12
Nov/09

FOUR SEASONS LODGE

12
Nov/09

FOUR SEASONS LODGE (Andrew Jacobs, 2008)
IFC Center
323 Sixth Ave. at East Third St.
Opens Wednesday, November 11
212-924-7771
www.ifccenter.com
www.fourseasonsmovie.org

“Life is not easy for everyone,” Olga Bowman says about midway through Andrew Jacobs’s spectacular cinéma vérité documentary, FOUR SEASONS LODGE. “But life can be beautiful even when it’s not so easy.” For twenty-five summers, a group of Holocaust survivors, mostly Polish Jews, would meet at the Four Seasons Lodge in the Catskills, where they would talk, dance, argue, eat, hug, discuss their latest aches and pains, and primarily revel in life despite the horrific things they suffered through and witnessed at such concentration camps as Auschwitz and Bergen-Belsen. Jacobs discovered this heartwarming community while researching a series of articles for the New York Times; when he heard that the lodge was being sold and that the 2006 season might be the group’s last, he decided to make a movie about it. Seeking advice from the legendary Albert Maysles, Jacobs actually landed the master documentarian as his chief cameraman, giving FOUR SEASONS LODGE the feel of such classic Maysles brothers’ works as SALESMAN and GREY GARDENS.

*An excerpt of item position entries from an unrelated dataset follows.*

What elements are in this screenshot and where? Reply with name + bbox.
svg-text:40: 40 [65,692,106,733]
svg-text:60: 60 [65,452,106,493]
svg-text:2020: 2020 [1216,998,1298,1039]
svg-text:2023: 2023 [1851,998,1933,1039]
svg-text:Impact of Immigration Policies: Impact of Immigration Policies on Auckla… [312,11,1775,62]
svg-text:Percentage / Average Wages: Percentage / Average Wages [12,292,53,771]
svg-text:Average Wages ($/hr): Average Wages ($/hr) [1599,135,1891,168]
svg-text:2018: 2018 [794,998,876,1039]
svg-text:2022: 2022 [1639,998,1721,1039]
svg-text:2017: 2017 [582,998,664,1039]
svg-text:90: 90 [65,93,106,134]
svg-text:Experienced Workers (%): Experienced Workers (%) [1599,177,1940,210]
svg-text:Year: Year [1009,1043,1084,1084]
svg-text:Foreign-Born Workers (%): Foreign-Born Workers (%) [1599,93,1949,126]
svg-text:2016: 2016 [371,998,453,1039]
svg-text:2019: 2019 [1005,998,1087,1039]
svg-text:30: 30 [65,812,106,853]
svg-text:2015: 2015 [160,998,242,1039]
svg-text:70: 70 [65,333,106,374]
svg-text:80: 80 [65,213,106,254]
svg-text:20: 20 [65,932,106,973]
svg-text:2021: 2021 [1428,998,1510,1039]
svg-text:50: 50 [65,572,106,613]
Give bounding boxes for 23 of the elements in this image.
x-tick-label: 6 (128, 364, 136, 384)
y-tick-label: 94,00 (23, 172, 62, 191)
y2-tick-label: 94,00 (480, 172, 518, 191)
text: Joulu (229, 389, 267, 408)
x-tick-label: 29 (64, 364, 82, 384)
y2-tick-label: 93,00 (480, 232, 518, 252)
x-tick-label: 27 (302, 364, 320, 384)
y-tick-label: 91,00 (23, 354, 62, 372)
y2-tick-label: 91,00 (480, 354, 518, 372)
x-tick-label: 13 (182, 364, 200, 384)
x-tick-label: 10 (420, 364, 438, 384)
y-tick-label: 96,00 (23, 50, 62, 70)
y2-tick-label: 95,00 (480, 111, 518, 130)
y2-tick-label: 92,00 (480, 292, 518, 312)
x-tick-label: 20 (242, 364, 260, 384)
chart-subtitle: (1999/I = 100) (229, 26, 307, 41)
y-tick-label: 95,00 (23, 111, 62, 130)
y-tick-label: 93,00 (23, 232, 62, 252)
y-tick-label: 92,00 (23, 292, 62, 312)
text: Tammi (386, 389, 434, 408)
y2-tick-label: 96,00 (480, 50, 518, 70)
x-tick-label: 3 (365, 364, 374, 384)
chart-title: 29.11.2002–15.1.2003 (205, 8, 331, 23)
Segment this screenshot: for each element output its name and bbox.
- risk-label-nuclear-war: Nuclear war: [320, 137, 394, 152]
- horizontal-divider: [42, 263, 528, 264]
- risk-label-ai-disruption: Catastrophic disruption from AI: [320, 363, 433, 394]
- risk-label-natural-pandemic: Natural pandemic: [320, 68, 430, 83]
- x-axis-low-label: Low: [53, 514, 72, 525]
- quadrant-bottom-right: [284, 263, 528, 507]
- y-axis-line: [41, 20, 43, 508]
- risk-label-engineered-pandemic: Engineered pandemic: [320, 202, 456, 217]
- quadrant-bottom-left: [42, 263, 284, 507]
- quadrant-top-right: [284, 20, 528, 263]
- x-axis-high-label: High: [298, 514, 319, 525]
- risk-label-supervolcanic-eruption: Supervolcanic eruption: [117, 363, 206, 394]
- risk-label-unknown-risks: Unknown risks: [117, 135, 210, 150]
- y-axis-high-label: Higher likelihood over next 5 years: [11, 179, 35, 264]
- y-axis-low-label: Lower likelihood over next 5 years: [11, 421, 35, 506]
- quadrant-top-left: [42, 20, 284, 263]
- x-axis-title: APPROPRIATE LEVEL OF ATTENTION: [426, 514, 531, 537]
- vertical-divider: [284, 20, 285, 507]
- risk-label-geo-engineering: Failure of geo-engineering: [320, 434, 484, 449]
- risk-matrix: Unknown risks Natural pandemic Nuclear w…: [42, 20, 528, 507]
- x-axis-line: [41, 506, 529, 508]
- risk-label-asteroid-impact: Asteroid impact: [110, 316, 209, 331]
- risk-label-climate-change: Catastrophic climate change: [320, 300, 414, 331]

Jacobs is like the proverbial fly on the wall, focusing on ten primary characters who don’t mind sharing their simple existence with the rest of the world. “I am full of life,” one woman says, and that is what the film is really about, even as this collection of extraordinary people are staring at their own mortality. They might have survived the camps, but as they reach into their eighties and nineties, they understand that death is near – but they refuse to let a little thing like that stop them from enjoying some lox and herring, schmaltzy music, bad jokes, and, most of all, each other. Audiences will fall in love with such couples as Hymie and Tosha Abramowitz (Hymie’s pronunciation of the word herring is worth the price of admission all by itself), Tobias Buchman and Lola Wenglin, and the endearing Olga Bowman and Genya Boyman, who are all charming in unique, unexpected ways. FOUR SEASONS LODGE is an extraordinary accomplishment, a subtle yet unforgettable experience that is one of the best films of the decade.